Evidence suggests that the beta-amyloid peptide (Abeta) is central to the pathophysiology of Alzheimer's Disease (AD). Amyloid plaques, primarily composed of Abeta, progressively develop in the brains of AD patients, and mutations in three genes (APP, PS1, and PS2) cause early on-set familial AD (FAD) by increasing synthesis of the toxic Abeta42 peptide. Given the strong association between Abeta and AD, therapeutic strategies to lower the concentration of Abeta in the brain should prove beneficial for the treatment of AD. Abeta is a proteolytic product of the large TypeI membrane protein, amyloid precursor protein (APP). Two proteases, called beta- and gamma-secretase, cleave APP to generate the Abeta peptide.
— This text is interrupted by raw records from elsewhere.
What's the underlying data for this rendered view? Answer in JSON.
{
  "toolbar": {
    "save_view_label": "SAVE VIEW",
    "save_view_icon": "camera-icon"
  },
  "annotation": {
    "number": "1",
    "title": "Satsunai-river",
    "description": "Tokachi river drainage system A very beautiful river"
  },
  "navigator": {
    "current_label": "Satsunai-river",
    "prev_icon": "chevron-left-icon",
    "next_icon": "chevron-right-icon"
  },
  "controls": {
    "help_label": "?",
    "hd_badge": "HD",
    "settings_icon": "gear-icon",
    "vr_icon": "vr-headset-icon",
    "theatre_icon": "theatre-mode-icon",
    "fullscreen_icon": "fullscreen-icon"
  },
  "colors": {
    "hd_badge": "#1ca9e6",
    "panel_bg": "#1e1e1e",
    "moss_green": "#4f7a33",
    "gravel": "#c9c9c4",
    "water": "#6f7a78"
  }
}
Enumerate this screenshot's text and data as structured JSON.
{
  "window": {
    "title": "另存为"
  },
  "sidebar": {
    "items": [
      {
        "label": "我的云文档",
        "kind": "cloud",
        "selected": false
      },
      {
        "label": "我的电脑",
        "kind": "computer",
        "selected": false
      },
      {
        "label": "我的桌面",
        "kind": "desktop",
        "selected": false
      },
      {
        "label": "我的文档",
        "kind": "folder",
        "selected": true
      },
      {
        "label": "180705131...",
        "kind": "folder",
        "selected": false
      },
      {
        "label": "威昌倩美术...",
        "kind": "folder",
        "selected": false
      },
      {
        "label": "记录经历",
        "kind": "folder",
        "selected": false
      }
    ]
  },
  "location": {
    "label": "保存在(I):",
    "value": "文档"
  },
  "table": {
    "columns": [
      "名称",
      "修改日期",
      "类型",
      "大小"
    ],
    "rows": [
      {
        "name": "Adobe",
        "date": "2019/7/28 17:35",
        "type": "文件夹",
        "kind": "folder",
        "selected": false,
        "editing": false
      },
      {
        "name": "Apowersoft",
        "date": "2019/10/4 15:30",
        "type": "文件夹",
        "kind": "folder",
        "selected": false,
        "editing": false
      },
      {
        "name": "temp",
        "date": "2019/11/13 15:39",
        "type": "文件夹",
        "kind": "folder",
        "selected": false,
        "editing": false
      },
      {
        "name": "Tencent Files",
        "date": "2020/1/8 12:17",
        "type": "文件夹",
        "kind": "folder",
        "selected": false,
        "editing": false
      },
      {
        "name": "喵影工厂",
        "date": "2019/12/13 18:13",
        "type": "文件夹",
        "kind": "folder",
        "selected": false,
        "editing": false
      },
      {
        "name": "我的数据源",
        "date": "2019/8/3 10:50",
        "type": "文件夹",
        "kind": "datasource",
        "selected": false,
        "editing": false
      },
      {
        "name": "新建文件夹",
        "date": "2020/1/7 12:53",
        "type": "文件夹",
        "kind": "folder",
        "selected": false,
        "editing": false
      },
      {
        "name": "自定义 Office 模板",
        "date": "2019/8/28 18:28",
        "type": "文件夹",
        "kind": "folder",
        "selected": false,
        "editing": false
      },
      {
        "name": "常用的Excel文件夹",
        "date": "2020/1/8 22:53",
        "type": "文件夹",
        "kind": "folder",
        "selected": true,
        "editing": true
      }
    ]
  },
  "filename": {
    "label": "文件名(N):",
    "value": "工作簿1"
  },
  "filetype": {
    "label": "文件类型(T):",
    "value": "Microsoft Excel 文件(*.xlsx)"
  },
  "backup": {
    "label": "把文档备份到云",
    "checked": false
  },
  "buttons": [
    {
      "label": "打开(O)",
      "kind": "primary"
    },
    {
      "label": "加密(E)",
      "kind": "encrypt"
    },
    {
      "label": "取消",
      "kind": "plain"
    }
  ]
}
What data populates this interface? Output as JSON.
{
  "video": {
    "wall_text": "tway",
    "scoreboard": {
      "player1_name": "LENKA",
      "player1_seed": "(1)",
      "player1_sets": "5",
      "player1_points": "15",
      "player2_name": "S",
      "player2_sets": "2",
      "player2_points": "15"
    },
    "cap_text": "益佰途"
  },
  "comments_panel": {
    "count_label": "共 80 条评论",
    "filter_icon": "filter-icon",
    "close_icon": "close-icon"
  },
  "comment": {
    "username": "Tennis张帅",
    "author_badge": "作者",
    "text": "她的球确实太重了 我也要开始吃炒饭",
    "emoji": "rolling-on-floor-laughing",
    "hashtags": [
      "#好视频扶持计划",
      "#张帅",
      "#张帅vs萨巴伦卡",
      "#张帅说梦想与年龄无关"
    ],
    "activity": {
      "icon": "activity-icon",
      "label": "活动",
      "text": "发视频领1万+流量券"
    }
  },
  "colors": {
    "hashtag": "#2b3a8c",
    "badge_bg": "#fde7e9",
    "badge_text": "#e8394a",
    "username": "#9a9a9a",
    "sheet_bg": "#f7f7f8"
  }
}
For over a decade, the molecular identities of these proteases were unknown. Recently, the gamma-secretase has been tentatively identified as the presenilin proteins, PS1 and PS2, and the beta-secretase has been shown to be the novel transmembrane aspartic protease, beta-site APP Cleaving Enzyme 1 (BACE1; also called Asp2 and memapsin2). BACE2, a novel protease homologous to BACE1, was also identified, and the two BACE enzymes define a new family of transmembrane aspartic proteases. BACE1 exhibits all the properties of the beta-secretase, and as the key enzyme that initiates the formation of Abeta, BACE1 is an attractive drug target for AD. This review discusses the identification and initial characterization of BACE1 and BACE2, and summarizes our current understanding of BACE1 post-translational processing and intracellular trafficking. Finally, recent studies of BACE1 knockout mice, the BACE1 X-ray structure, and implications for BACE1 drug development will be discussed. Copyright 2002 Elsevier Science B.V.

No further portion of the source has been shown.